Église Saint Pierre aux Liens de Nozay (44)
Chevet* en ruine (vers 1980)
*Le chevet est l'extrémité du chœur des édifices religieux ayant un plan en croix latine. On l'appelle ainsi car c'est à cet endroit, orienté vers l'est, que le Christ crucifié aurait posé sa tête.
Église Saint Pierre aux Liens de Nozay (44)
Chevet* en ruine (vers 1980)
Voute étoilée
L’étincelle chez un tout jeune homme
L'étincelle vient d'un tout jeune homme d’un peu plus de 15 ans, Eric Provost, féru de patrimoine, plein d’enthousiasme et doté d’un brin de folie. Il va persuader sa famille - dont son
grand-père, Paul Bouteiller - ses jeunes amis et leurs familles mais également des commerçants et des habitués de la MJC (la Mano actuellement) de soutenir un projet de sauvegarde de l’ancienne
église dans son ensemble. L'idée est de commencer par l'acheter et de protéger l’ancien chœur et les transepts.
1978, la naissance de l'ASPHAN
C’est au sein de la MJC que se tiennent les premières réunions. En 1978, lors d'une assemblée générale est créée l'association appelée ASPHAN pour Association de Sauvegarde du Patrimoine
Artistique et Historique de Nozay.
En fin d’année 1979, l’association est officiellement reconnue par la sous-préfecture.
Le premier président en est, bien sûr, Eric. Le trésorier, c'est son grand-père Paul Bouteiller et la secrétaire n'est autre que Véronique Provost, sa cousine. L’Asphan devient vite un
acronyme, un nom à part entière : On va à "l’Asphan" ou "l’Asphan" nous coûte cher !
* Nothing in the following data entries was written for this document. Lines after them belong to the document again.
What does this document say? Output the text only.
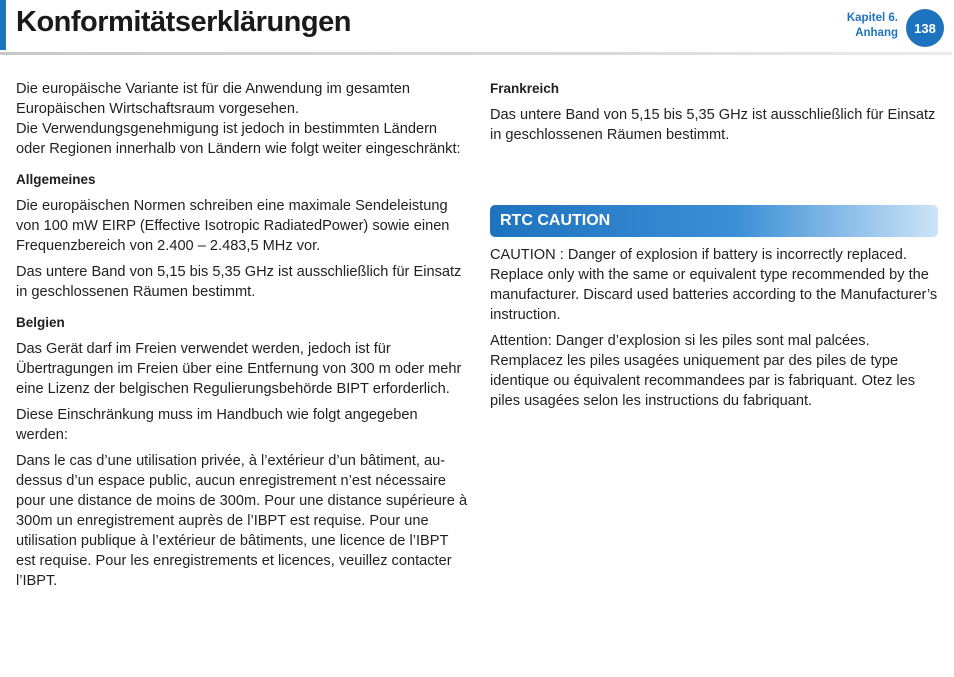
Konformitätserklärungen	Kapitel 6.
Anhang	138
Die europäische Variante ist für die Anwendung im gesamten Europäischen Wirtschaftsraum vorgesehen.

Die Verwendungsgenehmigung ist jedoch in bestimmten Ländern oder Regionen innerhalb von Ländern wie folgt weiter eingeschränkt:

Allgemeines

Die europäischen Normen schreiben eine maximale Sendeleistung von 100 mW EIRP (Effective Isotropic RadiatedPower) sowie einen Frequenzbereich von 2.400 – 2.483,5 MHz vor.

Das untere Band von 5,15 bis 5,35 GHz ist ausschließlich für Einsatz in geschlossenen Räumen bestimmt.

Belgien

Das Gerät darf im Freien verwendet werden, jedoch ist für Übertragungen im Freien über eine Entfernung von 300 m oder mehr eine Lizenz der belgischen Regulierungsbehörde BIPT erforderlich.

Diese Einschränkung muss im Handbuch wie folgt angegeben werden:

Dans le cas d’une utilisation privée, à l’extérieur d’un bâtiment, au-dessus d’un espace public, aucun enregistrement n’est nécessaire pour une distance de moins de 300m. Pour une distance supérieure à 300m un enregistrement auprès de l’IBPT est requise. Pour une utilisation publique à l’extérieur de bâtiments, une licence de l’IBPT est requise. Pour les enregistrements et licences, veuillez contacter l’IBPT.

Frankreich

Das untere Band von 5,15 bis 5,35 GHz ist ausschließlich für Einsatz in geschlossenen Räumen bestimmt.

RTC CAUTION

CAUTION : Danger of explosion if battery is incorrectly replaced. Replace only with the same or equivalent type recommended by the manufacturer. Discard used batteries according to the Manufacturer’s instruction.

Attention: Danger d’explosion si les piles sont mal palcées. Remplacez les piles usagées uniquement par des piles de type identique ou équivalent recommandees par is fabriquant. Otez les piles usagées selon les instructions du fabriquant.
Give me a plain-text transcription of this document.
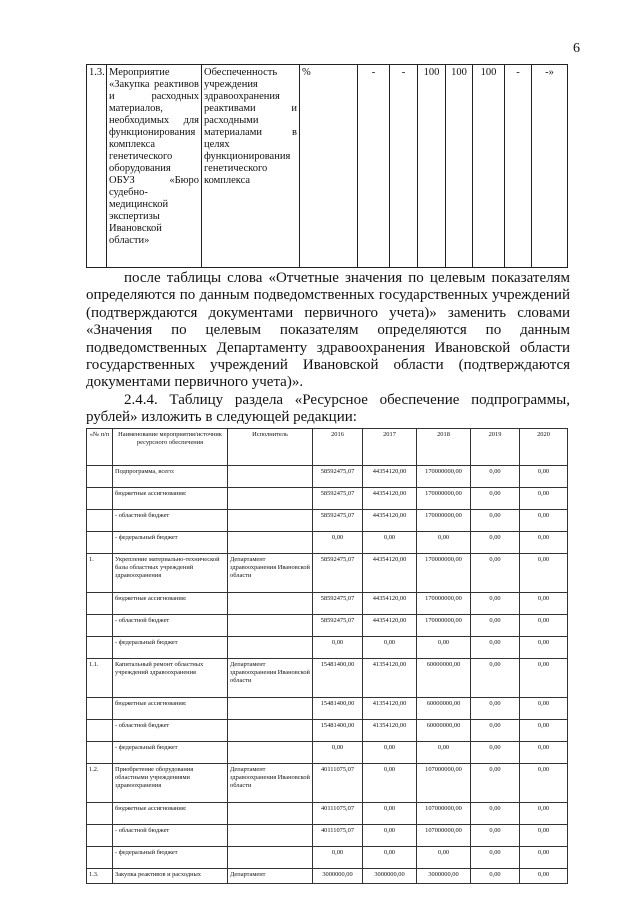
6
1.3.	Мероприятие «Закупка реактивов и расходных материалов, необходимых для функционирования комплекса генетического оборудования ОБУЗ «Бюро судебно-медицинской экспертизы Ивановской области»	Обеспеченность учреждения здравоохранения реактивами и расходными материалами в целях функционирования генетического комплекса	%	-	-	100	100	100	-	-»

после таблицы слова «Отчетные значения по целевым показателям определяются по данным подведомственных государственных учреждений (подтверждаются документами первичного учета)» заменить словами «Значения по целевым показателям определяются по данным подведомственных Департаменту здравоохранения Ивановской области государственных учреждений Ивановской области (подтверждаются документами первичного учета)».

2.4.4. Таблицу раздела «Ресурсное обеспечение подпрограммы, рублей» изложить в следующей редакции:

«№ п/п	Наименование мероприятия/источник ресурсного обеспечения	Исполнитель	2016	2017	2018	2019	2020
	Подпрограмма, всего:		58592475,07	44354120,00	170000000,00	0,00	0,00
	бюджетные ассигнования:		58592475,07	44354120,00	170000000,00	0,00	0,00
	- областной бюджет		58592475,07	44354120,00	170000000,00	0,00	0,00
	- федеральный бюджет		0,00	0,00	0,00	0,00	0,00
1.	Укрепление материально-технической базы областных учреждений здравоохранения	Департамент здравоохранения Ивановской области	58592475,07	44354120,00	170000000,00	0,00	0,00
	бюджетные ассигнования:		58592475,07	44354120,00	170000000,00	0,00	0,00
	- областной бюджет		58592475,07	44354120,00	170000000,00	0,00	0,00
	- федеральный бюджет		0,00	0,00	0,00	0,00	0,00
1.1.	Капитальный ремонт областных учреждений здравоохранения	Департамент здравоохранения Ивановской области	15481400,00	41354120,00	60000000,00	0,00	0,00
	бюджетные ассигнования:		15481400,00	41354120,00	60000000,00	0,00	0,00
	- областной бюджет		15481400,00	41354120,00	60000000,00	0,00	0,00
	- федеральный бюджет		0,00	0,00	0,00	0,00	0,00
1.2.	Приобретение оборудования областными учреждениями здравоохранения	Департамент здравоохранения Ивановской области	40111075,07	0,00	107000000,00	0,00	0,00
	бюджетные ассигнования:		40111075,07	0,00	107000000,00	0,00	0,00
	- областной бюджет		40111075,07	0,00	107000000,00	0,00	0,00
	- федеральный бюджет		0,00	0,00	0,00	0,00	0,00
1.3.	Закупка реактивов и расходных	Департамент	3000000,00	3000000,00	3000000,00	0,00	0,00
Les premiers propriétaires pour 5 000 francs
Le 24 décembre 1979, les membres du Conseil d'administration et quelques adhérents achètent pour 5 000 francs (2 500 euros actuels) "le tout" à Serge Martin. Chacun a donné 200
francs.
Les quelques personnes toujours en vie aujourd'hui -ou les descendants des autres- sont donc toujours propriétaires d’une partie de l’église.
Le maire de l’époque, Jean Guyon et son équipe jouent le jeu. La mairie met, très vite, à la disposition de l’association, des employés communaux voir des camions.
Mais, ce sont les bénévoles qui, l’année suivante, démontent la première séparation intérieure, entre le chœur et les transepts, découvrant ainsi, déjà un beau volume d’un ensemble, hélas très,
très vétuste, voir en grand péril...
Deux découvertes incroyables !
Deux très grands moments marquent cette période : la réapparition de la grande piscine en pierre et en tuffeau et, surtout, celle des peintures murales du transept nord, redevenues visibles sous
le badigeon de plâtre devenu transparent par l’humidité excessive du lieu.
Ce sont ces peintures murales qui ont accélérées le classement comme Monument Historique de l’église.